The commissioner also forced NYLCare Health Plan of the MidAtlantic to hire a compliance officer to ensure that the "downcoding" of legitimate claims doesn't happen again.
The government action, announced late last month, is a twist on the usual issue involving coding of provider claims for reimbursement of services.
Government enforcers primarily investigate "upcoding," whereby providers are accused of billing Medicare or private insurers for a higher intensity of care than is merited.
In the Maryland case, the insurance administration investigated a physician's complaints that 45 individual claims had been downcoded to a lesser intensity of services. For example, a claim was reduced to a routine office visit when additional activities took place or more than the usual time was spent with a patient.
NYLCare officials said the claims were downcoded because of insufficient supporting information for the higher reimbursements. But investigators found that all 45 claims were backed by properly submitted documentation, the administration said.
NYLCare waived its right to a hearing and agreed to terms of a consent order in which it resolved to end "arbitrary and capricious" downcoding.
Along with providing a compliance plan and hiring a compliance officer, the insurer agreed to submit a written report by July 1 and every three months for the next year summarizing the officer's activities to increase compliance with all state laws and regulations. It was the first time the state insurance administration has directed an HMO to hire a compliance officer, a spokeswoman said.

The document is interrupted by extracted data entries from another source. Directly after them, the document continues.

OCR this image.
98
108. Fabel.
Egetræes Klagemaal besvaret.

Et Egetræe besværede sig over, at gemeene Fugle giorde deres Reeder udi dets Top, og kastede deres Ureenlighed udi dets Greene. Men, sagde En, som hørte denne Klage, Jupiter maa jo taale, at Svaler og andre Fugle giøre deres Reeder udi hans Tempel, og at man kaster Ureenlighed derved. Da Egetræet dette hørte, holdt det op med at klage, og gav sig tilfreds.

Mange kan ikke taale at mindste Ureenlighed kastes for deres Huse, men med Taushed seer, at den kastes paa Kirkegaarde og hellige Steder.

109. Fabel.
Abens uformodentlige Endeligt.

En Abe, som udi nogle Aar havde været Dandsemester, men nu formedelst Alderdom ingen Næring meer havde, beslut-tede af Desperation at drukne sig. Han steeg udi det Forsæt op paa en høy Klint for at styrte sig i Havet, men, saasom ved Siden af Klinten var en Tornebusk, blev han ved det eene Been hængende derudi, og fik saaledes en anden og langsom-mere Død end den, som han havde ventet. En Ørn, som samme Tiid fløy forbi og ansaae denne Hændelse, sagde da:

NYLCare has had other scrapes with Insurance Commissioner Steven Larsen in the past two years. The plan was fined $127,000 in March 1998 for using unlicensed agents, failing to track and pay interest due on claims and using forms that had not been approved by the insurance administration.
Two months later, the administration ordered the insurer to pay $250,000 in medical expenses it had denied. And in January, the insurance administration fined NYLCare $40,000 for failing to comply with a 1997 Maryland law that requires HMOs and insurers to authorize 90-day supplies of maintenance drugs.
Hartford, Conn.-based Aetna U.S. Healthcare acquired NYLCare of the MidAtlantic's parent, New York-based NYLCare Health Plans, in July 1998 for $1.05 billion. In imposing the fine, Larsen applauded Aetna's cooperation. He will allow half the fine to be suspended if the insurer complies with the consent order during the 12-month term.